The Board has considered Mr. Kyran McLaughlin's independence given his role as Deputy Chairman and
Head of Capital Markets at Davy Stockbrokers. Davy Stockbrokers are one of Ryanair's corporate brokers and
provide corporate advisory services to Ryanair from time to time. The Board has considered the fees paid to
Davy Stockbrokers for these services and believe that they are immaterial to both Ryanair and Davy
Stockbrokers given the size of each organisation's business operations and financial results. Having
considered this relationship, the Board has concluded that Mr. McLaughlin continues to be an independent
non-executive director within the spirit and meaning of the Combined Code Rules.
The Board has also considered the independence of Mr. David Bonderman given his shareholding in
Ryanair Holdings plc. As at March, 31 2009, Mr. David Bonderman had a shareholding in the Company of
14,117,360 ordinary shares, equivalent to 0.96% of the issued share capital. Having considered this
shareholding in light of the number of issued shares in Ryanair Holdings plc and the financial interest of the
director, the Board has concluded that the interest is not so material as to breach the spirit of the independence
rule contained in the Combined Code.
The Board has further considered the independence of Mr. David Bonderman and Mr. James Osborne as
they have each served more than 9 years on the Board. The Board considers that each of these directors is
independent as each has other significant commercial and professional commitments and each brings his own
level of senior experience gained in their fields of international business and professional practice. For these
reasons, and also because each director’s independence is considered annually by the Board, the Board
considers it appropriate that these directors have not been offered for annual re-election as is recommended by
the Combined Code.
New non-executive directors are encouraged to meet the executive director and senior management for
briefing on the Company’s developments and plans.
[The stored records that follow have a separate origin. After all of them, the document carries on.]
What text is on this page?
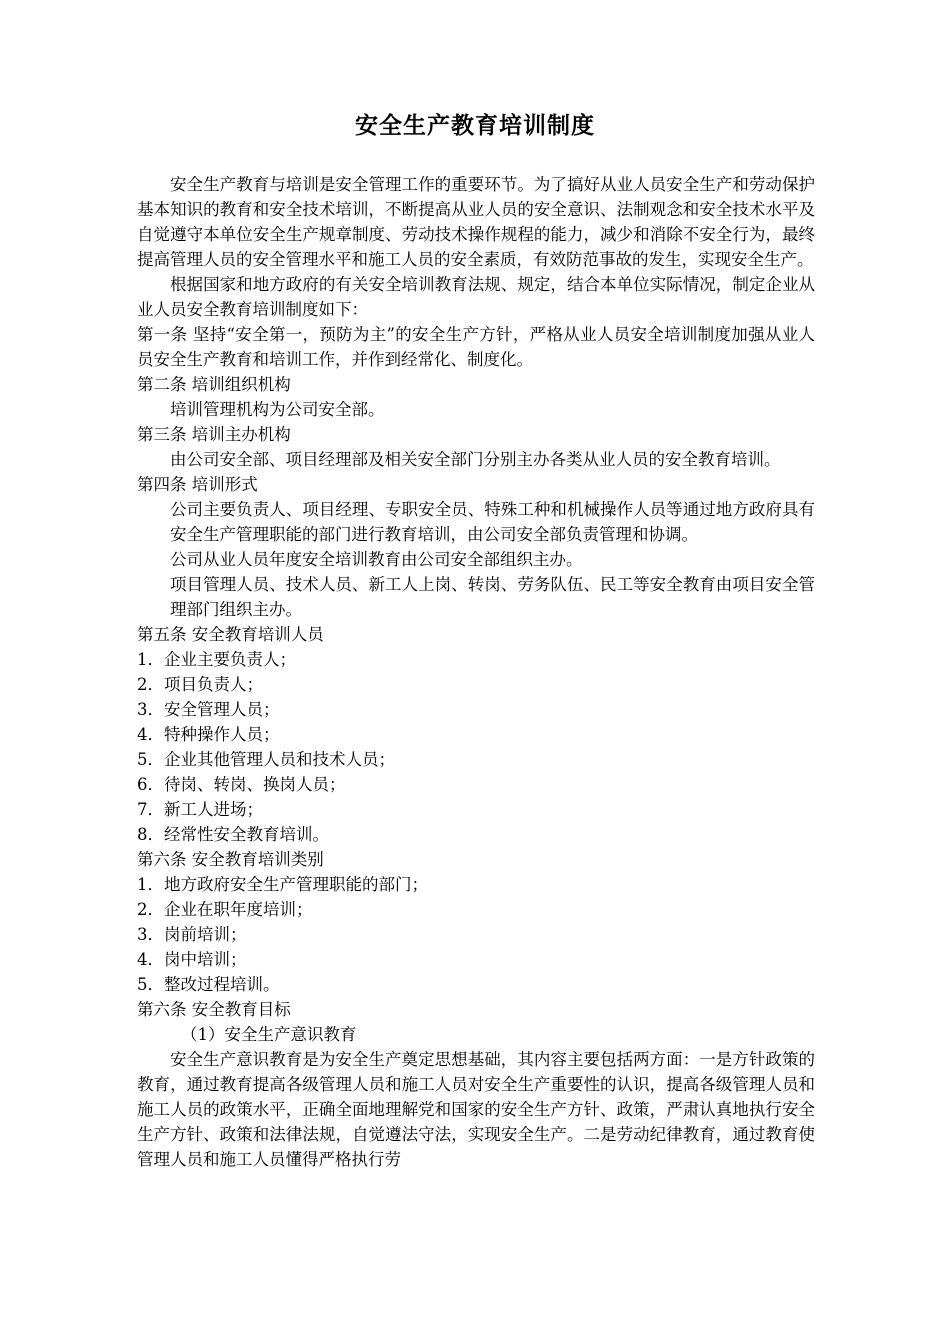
安全生产教育培训制度

安全生产教育与培训是安全管理工作的重要环节。为了搞好从业人员安全生产和劳动保护基本知识的教育和安全技术培训，不断提高从业人员的安全意识、法制观念和安全技术水平及自觉遵守本单位安全生产规章制度、劳动技术操作规程的能力，减少和消除不安全行为，最终提高管理人员的安全管理水平和施工人员的安全素质，有效防范事故的发生，实现安全生产。

根据国家和地方政府的有关安全培训教育法规、规定，结合本单位实际情况，制定企业从业人员安全教育培训制度如下：

第一条 坚持“安全第一，预防为主”的安全生产方针，严格从业人员安全培训制度加强从业人员安全生产教育和培训工作，并作到经常化、制度化。

第二条 培训组织机构

培训管理机构为公司安全部。

第三条 培训主办机构

由公司安全部、项目经理部及相关安全部门分别主办各类从业人员的安全教育培训。

第四条 培训形式

公司主要负责人、项目经理、专职安全员、特殊工种和机械操作人员等通过地方政府具有安全生产管理职能的部门进行教育培训，由公司安全部负责管理和协调。

公司从业人员年度安全培训教育由公司安全部组织主办。

项目管理人员、技术人员、新工人上岗、转岗、劳务队伍、民工等安全教育由项目安全管理部门组织主办。

第五条 安全教育培训人员

1．企业主要负责人；

2．项目负责人；

3．安全管理人员；

4．特种操作人员；

5．企业其他管理人员和技术人员；

6．待岗、转岗、换岗人员；

7．新工人进场；

8．经常性安全教育培训。

第六条 安全教育培训类别

1．地方政府安全生产管理职能的部门；

2．企业在职年度培训；

3．岗前培训；

4．岗中培训；

5．整改过程培训。

第六条 安全教育目标

（1）安全生产意识教育

安全生产意识教育是为安全生产奠定思想基础，其内容主要包括两方面：一是方针政策的教育，通过教育提高各级管理人员和施工人员对安全生产重要性的认识，提高各级管理人员和施工人员的政策水平，正确全面地理解党和国家的安全生产方针、政策，严肃认真地执行安全生产方针、政策和法律法规，自觉遵法守法，实现安全生产。二是劳动纪律教育，通过教育使管理人员和施工人员懂得严格执行劳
Directors can only be appointed following selection by
the Nomination Committee and approval by the Board and by the shareholders at the Annual General Meeting.
Ryanair’s Articles of Association require that all of the directors retire and offer themselves for re-
election within a three-year period. One third (rounded up to the next whole number if it is a fractional
number) of the directors (being the directors who have been longest in office) will retire by rotation and be
eligible for re-election at every Annual General Meeting. Accordingly Mr. Michael Horgan, Mr. Kyran
McLaughlin and Mr. Paolo Pietrogrande will be retiring, and being eligible will offer themselves for re-
election at the AGM on September 24, 2009.
In accordance with the recommendations of the Combined Code, Mr. Kyran McLaughlin is Chairman of
the Audit Committee and Mr. James Osborne, the senior non-executive director, is Chairman of the
Remuneration Committee.
Directors’ and senior executives’ remuneration
The Company’s policy on senior executive remuneration is to reward its executives competitively,
having regard to the comparative marketplace in Ireland and the United Kingdom, in order to ensure that they
are properly motivated to perform in the best interests of the shareholders. Details of total remuneration paid
to senior key management (defined as the executive team reporting to the Board of Directors) is set out in
Note 26 on page 176 of the consolidated financial statements.